By Bronwyn Rivera
How do we tackle the most up-to-date issues and questions in our primary age and apply them to the fictional world of Middle-earth? What do the mannerisms of Orcs tell us about otherness? In what ways was Tolkien extremely positive towards difference, and when did his era’s cultural or societal assumptions set him back? Dr. Sara Brown and Dr. Chris Vacarro invite students to explore these questions and more in a new class for Spring 2023: “Race, Gender, and the Other in Tolkien.”
Supplemented by Dr. Vacarro’s and Yvette Kisor’s Tolkien and Alterity, students will read through The Lord of the Rings to analyze and discuss alterity and difference in Middle-earth’s inhabitants, environments, and some of Tolkien’s most distinctive themes and motifs. To do this, Drs. Brown and Vacarro will incorporate a spectrum of critical theories into the texts every week, including gender, queer, and critical race theories, to build students’ confidence and comfort level as they navigate, identify, and dismantle these topics. Dr. Vacarro says, “I hope [students] come away with a better understanding of Tolkien’s attitudes towards otherness and difference, to articulate it for themselves in a conversation or conference paper, to talk about it in theoretical terms…about gender, otherness, religious differences, and to spot these things [in Tolkien’s legendarium] in a rather nuanced way.”
(We would like students to know that while critical theory is a core element of “Race, Gender, and the Other in Tolkien,” this is not a class dedicated to theory. For those interested in a more theory-focused course, we welcome you to check out “Foundations in Critical Reading and Research,” now available through Anytime Audit.)
Since “Race, Gender, and the Other in Tolkien” is a new course, Drs. Brown and Vaccarro believe it’s only fitting that they teach the class via a new-to-Signum method: team teaching. For all 12 weeks of the course, the professors will deliver each live lecture together, with Dr. Vaccarro covering some topics and Dr. Brown covering others. There will also be times when their respective areas of expertise come together to study the same texts from different angles. To ensure that conversations are as authentic and multifaceted as possible, Drs. Brown and Vaccarro will draw from multiple outside sources, bringing in various voices and perspectives to discuss topics such as race, the connection between dwarves and anti-semitism, and Tolkien’s “squint-eyed Southerner” and orientalism.
In terms of weekly workloads, “please don’t be scared!” is Dr. Brown’s encouraging comment. Students can expect assigned readings, a short paper, a long paper, and a final oral exam: “There won’t be any extra writing expected. The materials will be divided between required readings before each preceptor session and suggested materials for further reading as your own time allows.” For students looking to get a preview on any of these topics before the first day of class, Drs.

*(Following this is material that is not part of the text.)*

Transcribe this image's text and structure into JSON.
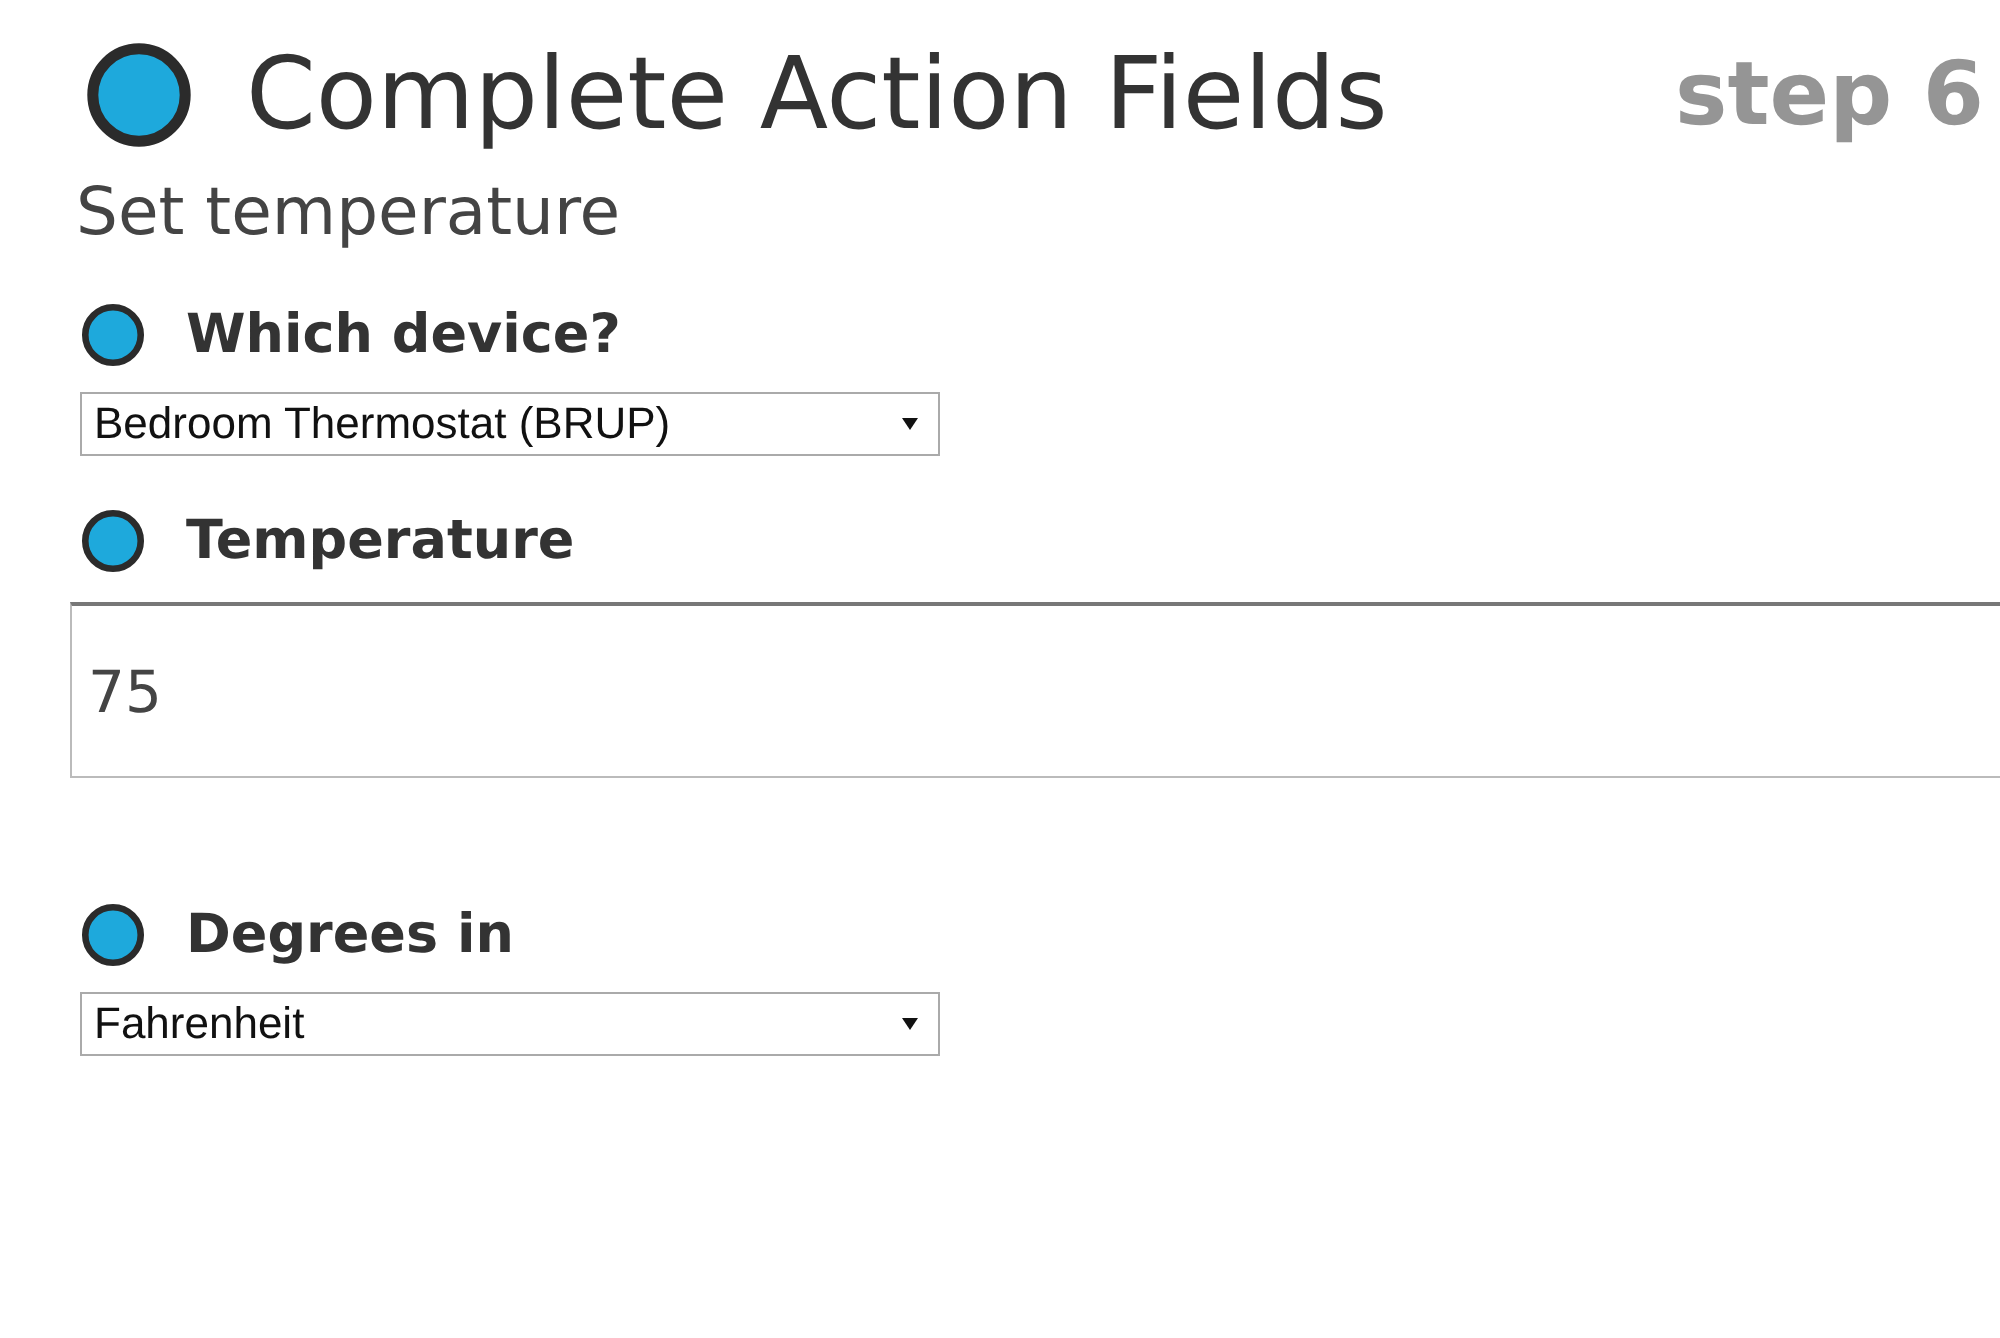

Brown and Vacarro advise looking into different critical theories. Specific titles include French-feminist theorist Julia Kristeva’s Powers of Horror, Jane Chance’s Tolkien, Self, and Other, and The Body in Tolkien’s Legendarium, also edited by Dr. Vacarro. (Note: these books are not required for the course, nor are students expected to read them all the way through. Dr. Brown recommends looking up reviews on Google Scholar as a starting point).
The Spring 2023 semester begins on Monday, January 9th, and live lectures for “Race, Gender, and the Other in Tolkien” will take place Tuesdays and Thursdays from 3:00-4:30 pm ET. The small-group discussion sections will be scheduled based on the availability of the first students to register. We hope you’ll consider joining us as we unravel the many layers of Tolkien’s life and work, one conversation at a time.
Stella the Cat prepares to discuss the representation of many species in Tolkien’s Middle-earth.